Now, let's delve into the details of the provided article on iOS 17.4 introducing new APIs for developers to support contactless payment transactions using host card emulation (HCE):

Key Concepts:

  1. Host Card Emulation (HCE):

    • HCE is a technology that enables software-based emulation of a physical smart card by utilizing the host device's computing power.
    • In the context of iOS 17.4, HCE is used to facilitate contactless payment transactions within banking or wallet apps.
  2. NFC (Near-Field Communication):

    • NFC is a wireless communication technology that enables data exchange between devices within close proximity.
    • iOS 17.4 leverages NFC for initiating in-person payment transactions from banking or wallet apps at compatible NFC terminals or mobile devices.
  3. HCE Apps:

    • These are software-based solutions that emulate physical payment cards to facilitate contactless transactions.
    • HCE apps may be more susceptible to security threats, and the article emphasizes the need for developers to implement security measures.
  4. HCE Payments Entitlement:

    • Developers must apply for the HCE Payments Entitlement to access the new APIs and implement HCE payment capabilities.
    • This entitlement ensures that authorized developers, meeting industry and regulatory requirements, can access and use these APIs.
  5. Default App Settings:

    • Users can choose a default contactless payments app, enabling it to support field detect and double-click features.
    • Field detect and double-click functionalities are designed to automatically launch the default contactless payments app in specific scenarios.
  6. Eligibility Criteria:

    • Developers seeking HCE Payments Entitlement must be licensed to provide payment services in the EEA.
    • Apps must support ISO 14443-4 and ISO 7816-4 commands for communication with NFC terminals.
    • Compliance with security standards such as PCI DSS and EMVCo, GDPR, and other national laws is mandatory.
  7. Presentment Intent Assertion:

    • Developers can acquire a presentment intent assertion to prevent the default contactless app from interfering with the payment.
    • The assertion is only valid when the app is in the foreground and expires after specific conditions.
  8. User Experience Guidelines:

    • Recommendations are provided for developers to display in-app NFC presentment sheets and use friendly, non-technical language for instructions.
    • It is emphasized to distinguish the HCE-based solution from Apple Pay and Apple Wallet to avoid customer confusion.
  9. Entitlement Configuration in Xcode:

    • Developers need to configure entitlements in Xcode, including specifying the entitlement key pairs, RID prefixes, and other metadata.
    • The entitlement is compatible with iOS 17.4 and later.
  10. Documentation and Resources:

    • Developers are encouraged to refer to App Store Review Guidelines, Developer agreements, and resources related to ISO 7816-4 based communication with an NFC reader.

In summary, iOS 17.4 introduces robust APIs for HCE-based contactless payments, emphasizing security, privacy, and adherence to industry standards for developers implementing these features.
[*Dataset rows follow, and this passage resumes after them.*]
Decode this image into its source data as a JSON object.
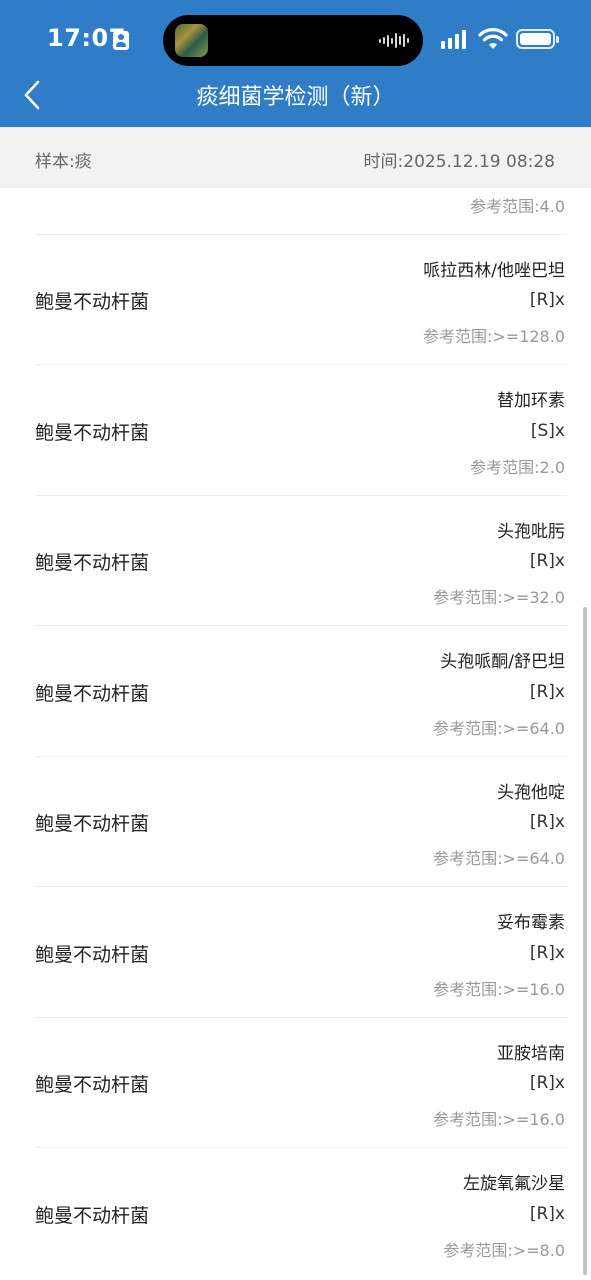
{
  "status_bar": {
    "time": "17:07"
  },
  "nav": {
    "title": "痰细菌学检测（新）"
  },
  "sub_header": {
    "sample": "样本:痰",
    "time": "时间:2025.12.19 08:28"
  },
  "partial_item": {
    "ref": "参考范围:4.0"
  },
  "items": [
    {
      "organism": "鲍曼不动杆菌",
      "drug": "哌拉西林/他唑巴坦",
      "result": "[R]x",
      "ref": "参考范围:>=128.0"
    },
    {
      "organism": "鲍曼不动杆菌",
      "drug": "替加环素",
      "result": "[S]x",
      "ref": "参考范围:2.0"
    },
    {
      "organism": "鲍曼不动杆菌",
      "drug": "头孢吡肟",
      "result": "[R]x",
      "ref": "参考范围:>=32.0"
    },
    {
      "organism": "鲍曼不动杆菌",
      "drug": "头孢哌酮/舒巴坦",
      "result": "[R]x",
      "ref": "参考范围:>=64.0"
    },
    {
      "organism": "鲍曼不动杆菌",
      "drug": "头孢他啶",
      "result": "[R]x",
      "ref": "参考范围:>=64.0"
    },
    {
      "organism": "鲍曼不动杆菌",
      "drug": "妥布霉素",
      "result": "[R]x",
      "ref": "参考范围:>=16.0"
    },
    {
      "organism": "鲍曼不动杆菌",
      "drug": "亚胺培南",
      "result": "[R]x",
      "ref": "参考范围:>=16.0"
    },
    {
      "organism": "鲍曼不动杆菌",
      "drug": "左旋氧氟沙星",
      "result": "[R]x",
      "ref": "参考范围:>=8.0"
    }
  ]
}
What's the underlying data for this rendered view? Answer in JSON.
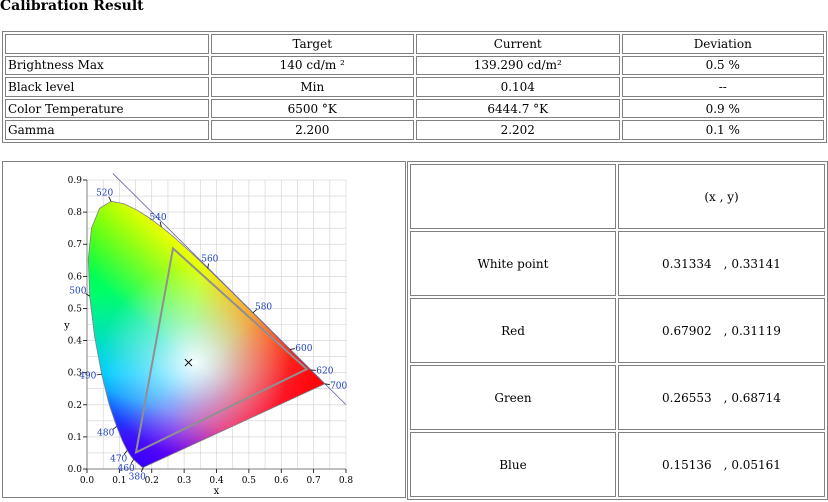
{
  "title": "Calibration Result",
  "results": {
    "headers": [
      "Target",
      "Current",
      "Deviation"
    ],
    "rows": [
      {
        "label": "Brightness Max",
        "target": "140 cd/m ²",
        "current": "139.290 cd/m²",
        "deviation": "0.5 %"
      },
      {
        "label": "Black level",
        "target": "Min",
        "current": "0.104",
        "deviation": "--"
      },
      {
        "label": "Color Temperature",
        "target": "6500 °K",
        "current": "6444.7 °K",
        "deviation": "0.9 %"
      },
      {
        "label": "Gamma",
        "target": "2.200",
        "current": "2.202",
        "deviation": "0.1 %"
      }
    ]
  },
  "points": {
    "header": "(x , y)",
    "rows": [
      {
        "label": "White point",
        "x": "0.31334",
        "y": "0.33141"
      },
      {
        "label": "Red",
        "x": "0.67902",
        "y": "0.31119"
      },
      {
        "label": "Green",
        "x": "0.26553",
        "y": "0.68714"
      },
      {
        "label": "Blue",
        "x": "0.15136",
        "y": "0.05161"
      }
    ]
  },
  "chart_data": {
    "type": "scatter",
    "xlabel": "x",
    "ylabel": "y",
    "xlim": [
      0.0,
      0.8
    ],
    "ylim": [
      0.0,
      0.9
    ],
    "x_ticks": [
      "0.0",
      "0.1",
      "0.2",
      "0.3",
      "0.4",
      "0.5",
      "0.6",
      "0.7",
      "0.8"
    ],
    "y_ticks": [
      "0.0",
      "0.1",
      "0.2",
      "0.3",
      "0.4",
      "0.5",
      "0.6",
      "0.7",
      "0.8",
      "0.9"
    ],
    "grid": true,
    "gamut": [
      [
        0.67902,
        0.31119
      ],
      [
        0.26553,
        0.68714
      ],
      [
        0.15136,
        0.05161
      ]
    ],
    "white_point": [
      0.31334,
      0.33141
    ],
    "wavelength_labels": [
      {
        "label": "380",
        "x": 0.1741,
        "y": 0.005
      },
      {
        "label": "460",
        "x": 0.144,
        "y": 0.0297
      },
      {
        "label": "470",
        "x": 0.1241,
        "y": 0.0578
      },
      {
        "label": "480",
        "x": 0.0913,
        "y": 0.1327
      },
      {
        "label": "490",
        "x": 0.0454,
        "y": 0.295
      },
      {
        "label": "500",
        "x": 0.0082,
        "y": 0.5384
      },
      {
        "label": "520",
        "x": 0.0743,
        "y": 0.8338
      },
      {
        "label": "540",
        "x": 0.2296,
        "y": 0.7543
      },
      {
        "label": "560",
        "x": 0.3731,
        "y": 0.6245
      },
      {
        "label": "580",
        "x": 0.5125,
        "y": 0.4866
      },
      {
        "label": "600",
        "x": 0.627,
        "y": 0.3725
      },
      {
        "label": "620",
        "x": 0.6915,
        "y": 0.3083
      },
      {
        "label": "700",
        "x": 0.7347,
        "y": 0.2653
      }
    ],
    "colors": {
      "gamut_line": "#909090",
      "axis": "#808080",
      "grid": "#d0d0d0",
      "wavelength_text": "#1f3fbf"
    }
  }
}
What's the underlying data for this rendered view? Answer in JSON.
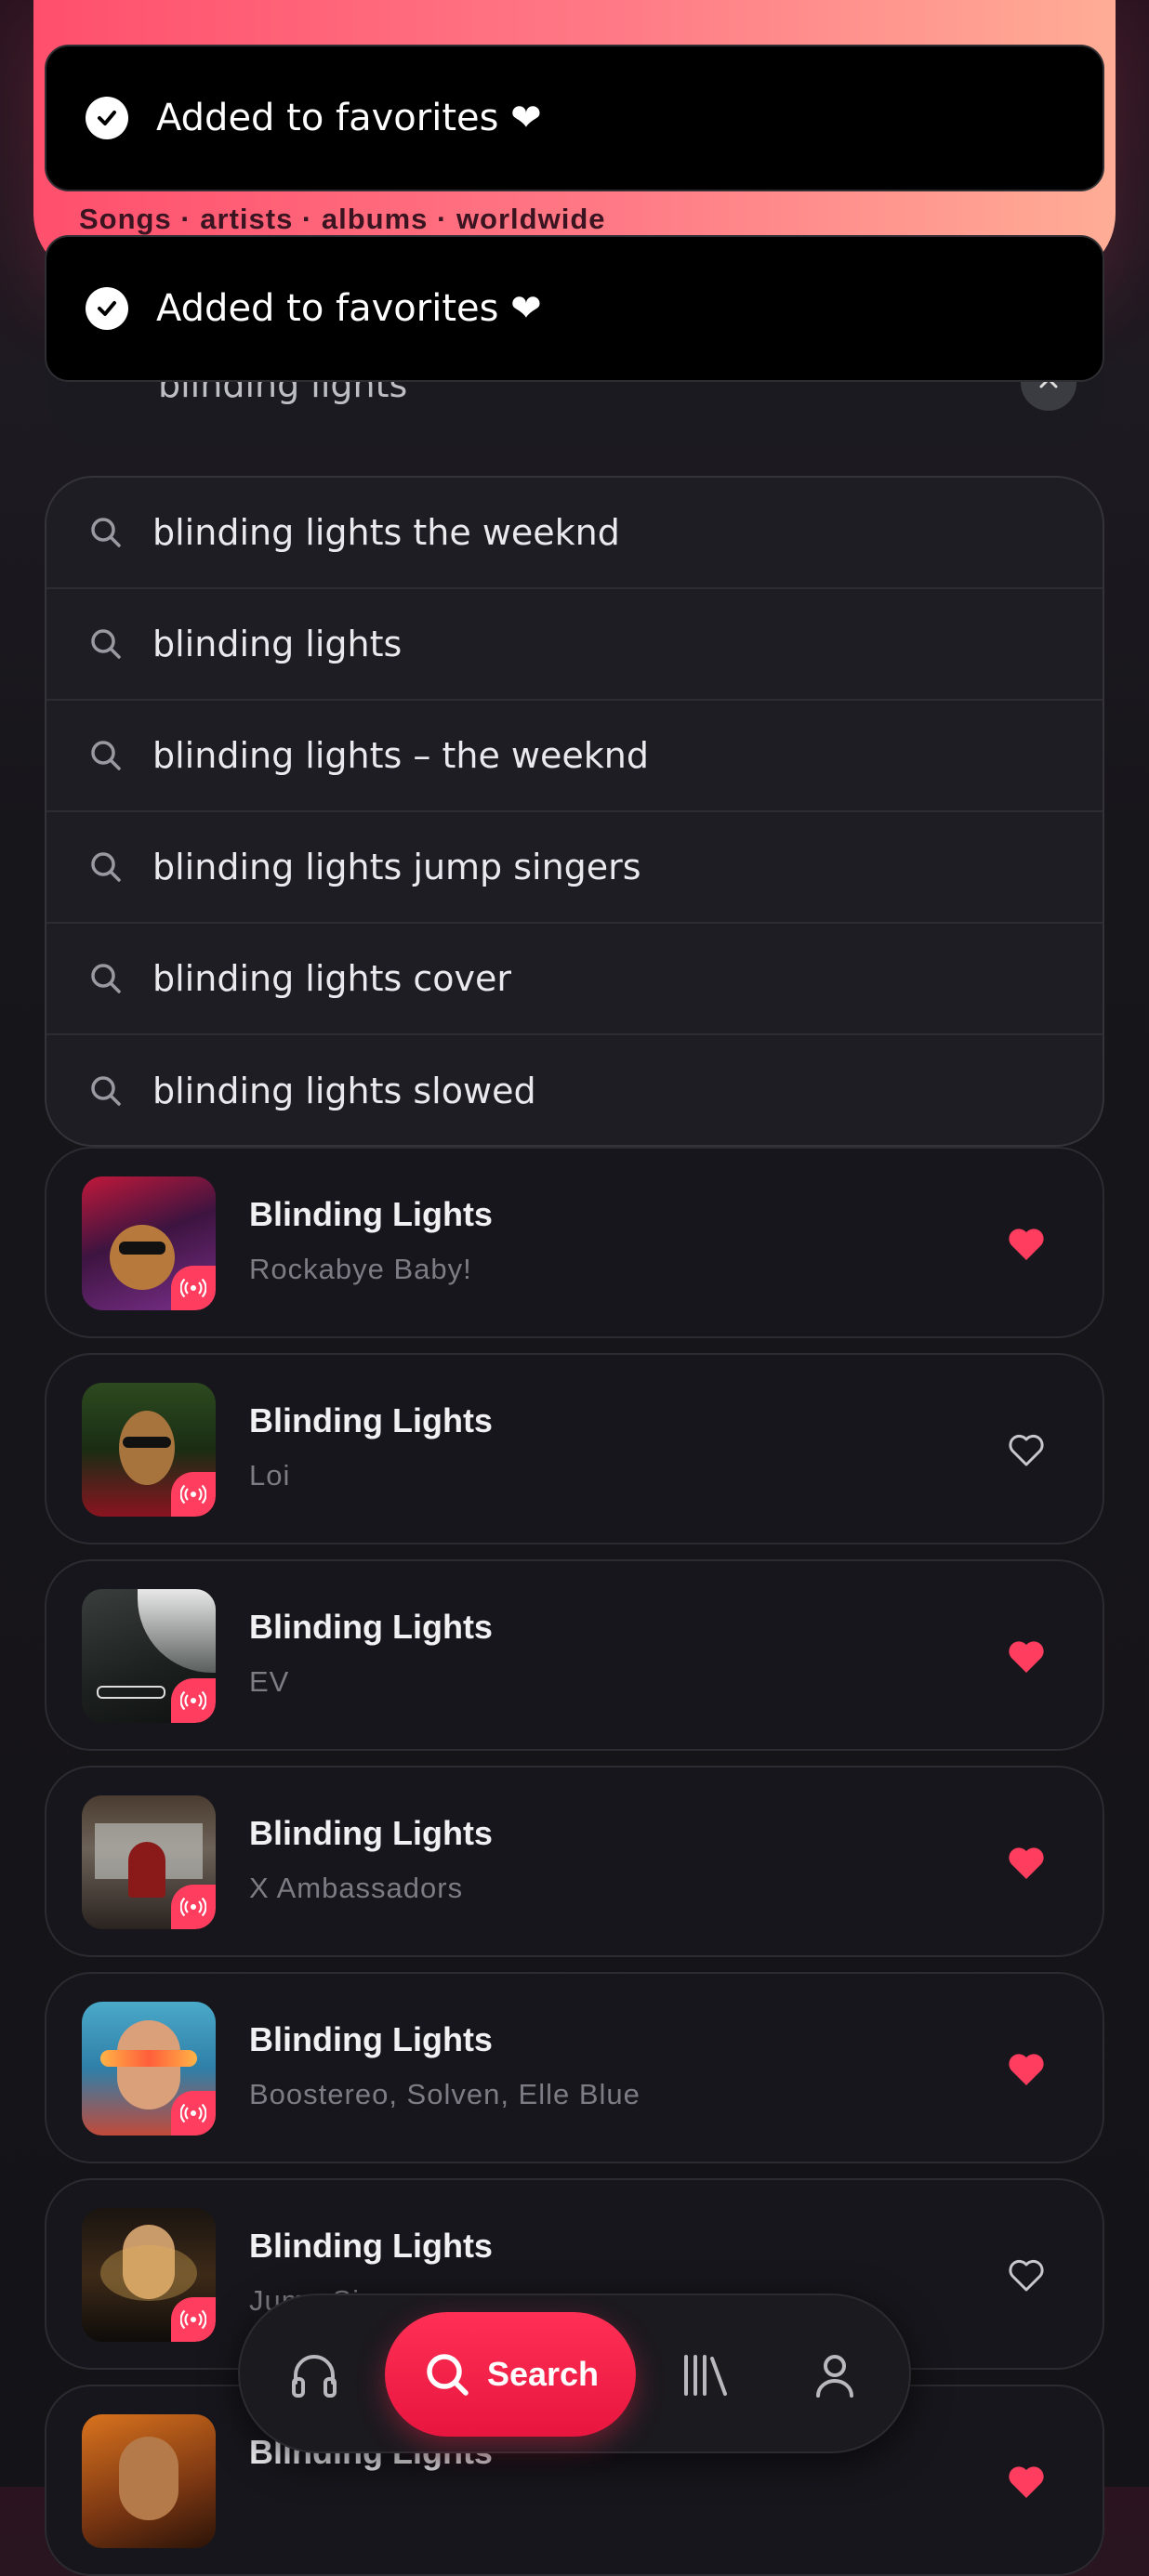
{
  "header": {
    "subtitle": "Songs · artists · albums · worldwide"
  },
  "toasts": [
    {
      "message": "Added to favorites ❤"
    },
    {
      "message": "Added to favorites ❤"
    }
  ],
  "search": {
    "query": "blinding lights"
  },
  "suggestions": [
    "blinding lights the weeknd",
    "blinding lights",
    "blinding lights – the weeknd",
    "blinding lights jump singers",
    "blinding lights cover",
    "blinding lights slowed"
  ],
  "results": [
    {
      "title": "Blinding Lights",
      "artist": "Rockabye Baby!",
      "favorited": true
    },
    {
      "title": "Blinding Lights",
      "artist": "Loi",
      "favorited": false
    },
    {
      "title": "Blinding Lights",
      "artist": "EV",
      "favorited": true
    },
    {
      "title": "Blinding Lights",
      "artist": "X Ambassadors",
      "favorited": true
    },
    {
      "title": "Blinding Lights",
      "artist": "Boostereo, Solven, Elle Blue",
      "favorited": true
    },
    {
      "title": "Blinding Lights",
      "artist": "Jump Singers",
      "favorited": false
    },
    {
      "title": "Blinding Lights",
      "artist": "",
      "favorited": true
    }
  ],
  "nav": {
    "active_label": "Search",
    "items": [
      "headphones-icon",
      "search-icon",
      "library-icon",
      "profile-icon"
    ]
  },
  "colors": {
    "accent": "#ff3d5e",
    "heart": "#ff3d5e",
    "header_start": "#ff4f6d",
    "header_end": "#ffad96"
  }
}
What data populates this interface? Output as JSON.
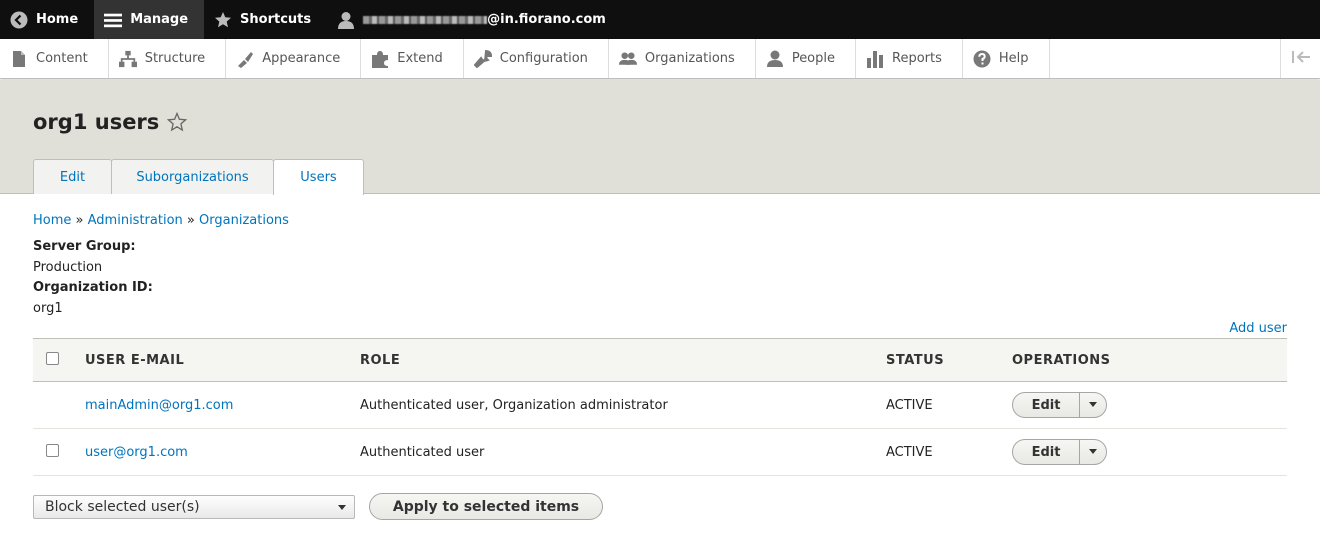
{
  "toolbar": {
    "home_label": "Home",
    "manage_label": "Manage",
    "shortcuts_label": "Shortcuts",
    "user_suffix": "@in.fiorano.com"
  },
  "tray": {
    "items": [
      {
        "label": "Content",
        "icon": "page-icon"
      },
      {
        "label": "Structure",
        "icon": "sitemap-icon"
      },
      {
        "label": "Appearance",
        "icon": "paintbrush-icon"
      },
      {
        "label": "Extend",
        "icon": "puzzle-icon"
      },
      {
        "label": "Configuration",
        "icon": "wrench-icon"
      },
      {
        "label": "Organizations",
        "icon": "people-icon"
      },
      {
        "label": "People",
        "icon": "person-icon"
      },
      {
        "label": "Reports",
        "icon": "bar-chart-icon"
      },
      {
        "label": "Help",
        "icon": "help-icon"
      }
    ]
  },
  "page": {
    "title": "org1 users",
    "tabs": [
      "Edit",
      "Suborganizations",
      "Users"
    ],
    "breadcrumb": [
      "Home",
      "Administration",
      "Organizations"
    ],
    "breadcrumb_sep": "»",
    "server_group_label": "Server Group:",
    "server_group_value": "Production",
    "org_id_label": "Organization ID:",
    "org_id_value": "org1",
    "add_user_label": "Add user"
  },
  "table": {
    "headers": {
      "email": "USER E-MAIL",
      "role": "ROLE",
      "status": "STATUS",
      "operations": "OPERATIONS"
    },
    "rows": [
      {
        "email": "mainAdmin@org1.com",
        "role": "Authenticated user, Organization administrator",
        "status": "ACTIVE",
        "op": "Edit"
      },
      {
        "email": "user@org1.com",
        "role": "Authenticated user",
        "status": "ACTIVE",
        "op": "Edit"
      }
    ]
  },
  "bulk": {
    "select_value": "Block selected user(s)",
    "apply_label": "Apply to selected items"
  }
}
The provided guidelines ensure a seamless user experience while maintaining the integrity of financial data.

HCE-based contactless transactions for payment apps in the EEA - Support (2024)

References

Top Articles
Latest Posts
Recommended Articles
Article information

Author: Kieth Sipes

Last Updated:

Views: 6076

Rating: 4.7 / 5 (47 voted)

Reviews: 94% of readers found this page helpful

Author information

Name: Kieth Sipes

Birthday: 2001-04-14

Address: Suite 492 62479 Champlin Loop, South Catrice, MS 57271

Phone: +9663362133320

Job: District Sales Analyst

Hobby: Digital arts, Dance, Ghost hunting, Worldbuilding, Kayaking, Table tennis, 3D printing

Introduction: My name is Kieth Sipes, I am a zany, rich, courageous, powerful, faithful, jolly, excited person who loves writing and wants to share my knowledge and understanding with you.